Q: You point to the importance of location. For example, Silicon Valley was perhaps more open to information flows than, say, Boston or Philadelphia. Why is location key to the small-world network? Is it just helpful for the flow?
It’s this combination of a tight, local clustering with an occasional weak, distant tie to other clusters, that is the essence of a small world.

A: Well, it has to do with job movement, at least in the data we have. When inventors move across organizations, they take ties they have with previous organizations and carry them to the new one. Cultural and historical reasons also exist for why one region would be more or less open to information flows. There are also legal issues. For instance, Massachusetts has non-compete agreements where you can’t share information or work on something that you used to work on in the old firm; whereas in California, they don’t exist. You can debate on whether or not they’re enforceable in Massachusetts—quite often they’re not. But in some states, you just don’t have them at all. So that factors into a manager’s practice and thinking. Policymakers—like Massachusetts’ governor Mitt Romney—are also beginning to question the logic of a strong non-compete regime.

I’ve worked as an engineer in Silicon Valley for seven years and I don’t think I ever heard of anyone mentioning non-competes. It was just assumed that you had your intellectual capital and if you weren’t happy where you were, or if your employer wasn’t compensating you enough, or if they didn’t sponsor you creatively, then you’d go somewhere else for a better deal. That too can lead to more information and knowledge flow and creativity. I strongly suspect it’s better for the region’s overall innovative productivity. But it also means risk—and opportunity—for firms in the region.

For example, if you don’t have some complementary assets, such as better manufacturing, marketing, or product development, you are going to be at a severe disadvantage when competing in the "fast lane." I would argue, though, that it’s not good for a firm to simply close its walls and say, we’re not going to share, we’re not going to get our ideas taken away, because then its funnel of new ideas will dry up.

Q: So how can managers foster these networks to their advantage?

A: Well, there are two approaches that I would categorize as trust or litigate. Since I am an engineer and not a lawyer, I fall into the trust camp, but there are obviously minimal legal defenses that you absolutely have to build. If things become overly litigious, however, it really mucks up the information flow and a technical professional’s productivity. Ideally, you need to make your technical staff aware of the tradeoffs and the technical/competitive landscape without building barriers to creativity.
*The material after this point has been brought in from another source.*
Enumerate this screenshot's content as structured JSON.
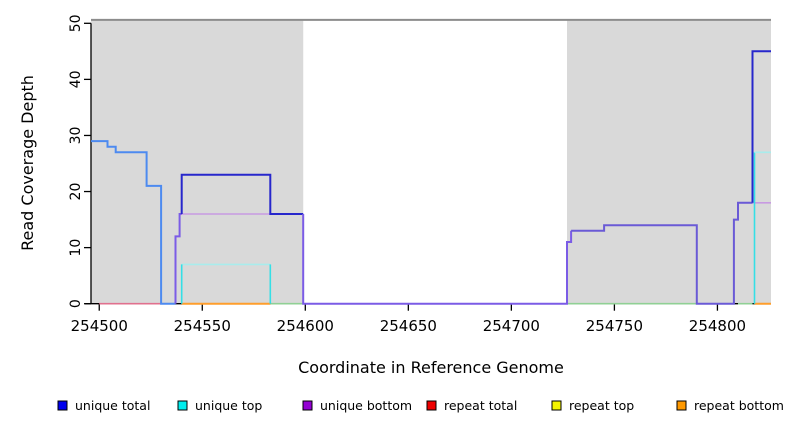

One thing is to appoint a technical gatekeeper that will keep close watch on the technical activities of potential competitors. The gatekeeper then needs to make her colleagues aware of who else is playing (or planning to play) in the same market. In contrast, many firms working on similar technologies do not compete and have no plans to compete. Information flow with inventors from those firms can be very helpful on both sides—not unlike an informal R&D alliance. As an added nuance, however, you need to be aware that the firms that are not direct competitors might be indirectly tied to your direct competitors, so it gets tricky. Simple awareness of the shrinking world of inventors is the first step. Set up unobtrusive legal protection, make your technical professionals aware of the issues, and then trust them to manage their knowledge sharing.